The date 1869 is the biggest clue, and Mrs Two was probably a well to do lady in society and worthy of two shoes full of gin.

I also have to include another lovely pottery piece Terry Matz was selling, a pancake batter jug. Sadly my automatic camera focused on the sign in the background but you get the idea - its like a tea kettle but large with a much bigger spout capable of passing blueberries in batter.
 Its probably French Canadian - on one side of the jug a man is drinking beer and smoking a pipe,
 while on the other side, an older lady is weeping.


























Scott Wallace with a rare treasure. This stoneware jug was made for John Morton in Brantford Ontario proprietor of Morton & Company (1849 – 1856).  What's unusual is the face in the decoration. These jugs have flowers, birds and animals but almost never have have face in the cobalt blue glaze that adorn their sides. The jug is in great condition and will be sold in the upcoming Maple Leaf Auctions for antique bottles and early Canadian pottery






Bob Harris can be seen eating pizza with his daughter in the background, and when I got around to interviewing him he held up a plastic tool box filled with period fishing tackle. He told the familiar story of finding a an old fishing tackle box rusted beyond repair but filled with mint condition fishing lures sinkers and bobbers many still in their original boxes.

Period fishing tackle is a great thing to bring to a bottle show ... or is it? 

Tom Holbrook and Ross Wainscott had some lovely cobalt blue apothecary bottles and medical dispenser vessels and druggist bottles. 
This is a rare gem. The four inch square sided 'hospital bottle' has a faded paper label, currently being protected under saran wrap, that indicates it once held five yards of aseptic medical gauze. This bottle was made by the Consolidated Fruit Jar Company in New Brunswick New Jersey for the company that became Johnson and Johnson in New York. This jar evidences the spread of knowledge and the war against germs in the 1890s.  People realized that hospital bandages need to be kept clean and dry and free of infection. The price for this rare piece of medical history is $1000.

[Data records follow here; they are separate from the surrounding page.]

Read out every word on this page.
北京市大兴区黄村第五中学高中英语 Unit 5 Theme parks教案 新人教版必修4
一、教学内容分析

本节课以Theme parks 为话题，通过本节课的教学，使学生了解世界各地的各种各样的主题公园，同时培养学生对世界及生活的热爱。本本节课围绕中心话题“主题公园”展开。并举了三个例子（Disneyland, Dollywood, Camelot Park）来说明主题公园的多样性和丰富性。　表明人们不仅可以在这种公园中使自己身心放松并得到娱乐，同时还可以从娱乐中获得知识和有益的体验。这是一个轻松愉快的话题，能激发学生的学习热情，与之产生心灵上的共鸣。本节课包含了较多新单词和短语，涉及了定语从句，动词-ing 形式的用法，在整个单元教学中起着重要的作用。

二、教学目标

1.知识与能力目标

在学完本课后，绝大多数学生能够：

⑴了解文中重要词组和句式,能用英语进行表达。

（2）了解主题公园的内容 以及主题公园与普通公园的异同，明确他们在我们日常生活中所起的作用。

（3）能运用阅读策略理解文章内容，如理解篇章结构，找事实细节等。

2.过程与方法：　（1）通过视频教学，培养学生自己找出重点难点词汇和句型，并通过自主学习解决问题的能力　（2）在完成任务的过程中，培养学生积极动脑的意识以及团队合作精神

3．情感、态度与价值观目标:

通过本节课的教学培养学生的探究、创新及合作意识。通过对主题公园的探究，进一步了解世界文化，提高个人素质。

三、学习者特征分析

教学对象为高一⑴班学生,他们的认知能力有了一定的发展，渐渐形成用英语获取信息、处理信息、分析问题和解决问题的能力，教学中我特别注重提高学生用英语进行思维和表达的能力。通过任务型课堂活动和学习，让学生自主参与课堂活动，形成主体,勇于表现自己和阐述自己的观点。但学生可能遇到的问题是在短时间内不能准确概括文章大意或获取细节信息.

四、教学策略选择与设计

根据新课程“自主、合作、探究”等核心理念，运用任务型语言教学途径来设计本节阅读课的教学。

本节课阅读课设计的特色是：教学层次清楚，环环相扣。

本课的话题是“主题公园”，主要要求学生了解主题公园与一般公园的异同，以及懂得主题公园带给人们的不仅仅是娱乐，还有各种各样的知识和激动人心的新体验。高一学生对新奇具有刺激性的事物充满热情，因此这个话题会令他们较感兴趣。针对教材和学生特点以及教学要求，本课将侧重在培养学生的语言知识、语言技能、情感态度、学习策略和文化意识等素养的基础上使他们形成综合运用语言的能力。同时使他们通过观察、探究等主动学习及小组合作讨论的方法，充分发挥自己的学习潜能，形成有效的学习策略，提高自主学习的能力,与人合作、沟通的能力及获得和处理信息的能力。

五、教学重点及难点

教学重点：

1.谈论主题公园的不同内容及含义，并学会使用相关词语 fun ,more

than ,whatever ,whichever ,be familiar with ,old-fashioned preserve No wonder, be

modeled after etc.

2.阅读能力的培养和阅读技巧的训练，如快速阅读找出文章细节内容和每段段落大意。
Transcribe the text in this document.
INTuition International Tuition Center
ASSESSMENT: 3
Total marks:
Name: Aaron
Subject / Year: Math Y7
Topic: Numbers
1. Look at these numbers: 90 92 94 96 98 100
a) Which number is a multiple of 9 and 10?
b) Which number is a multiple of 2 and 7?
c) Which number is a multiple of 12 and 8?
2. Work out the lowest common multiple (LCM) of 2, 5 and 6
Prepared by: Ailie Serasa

Here's a bad photo of Scott Jordan, a well respected collector from Ottawa.



Prompted by my curiosity he quietly brought forth his most expensive treasure which is a square sided four panel medicine bottle ..

I didn't record its name .. it seems.. but the side of the bottle is embossed, 

Toronto C.W.

C.W. of course means 'Canada West' which are magic words to Canadian bottle collectors.

I will leave a blank spot here which I may fill with more information later.. 

The bottle takes center stage in his crowded display case.







John Knight attracts beer bottle collectors and soda bottle collectors by offering them free bottle caps to match their collectibles at home. He has over a hundred or more different bottlers here, and its enough to stop most folks who crowd around looking for their missing crown top sodas and beer bottle caps for the bottles they have a home without such closures. Its a gimmick.
Here's a crummy photo of John Knight's best bottle, a green glass soda embossed COPP / GUELPH for which he's asking $2000.
This lovely pontiled soda was made between 1857 and 1862 and is in great condition today - no chips or scuffs. You can see a terrific photo of a damaged COPP soda bottle that was donated to the civic museum in Guelph and read the comments - its worth a smile.


Here's a lovely candy dish with a artful decoration made to commemorate the arrival of the steam ship in Little Current, Ont. which is the north bridge port on Manitoulin Island in Lake Huron.



The Toronto Bottle Show imparts the joy of hunting and finding cool stuff as dumpdiggers hunt through boxes and table displays to find what they need at home.
The veteran collectors gather and chat about their antiques and hint at upcoming trips and bottle digging expeditions to find and dig treasure filled holes in historic properties. This is big leagues show and tell, and I feel privileged to walk among these folks and relate their passion for the past here on this blog.
 The Toronto Bottle Show puts a wealth of information on display.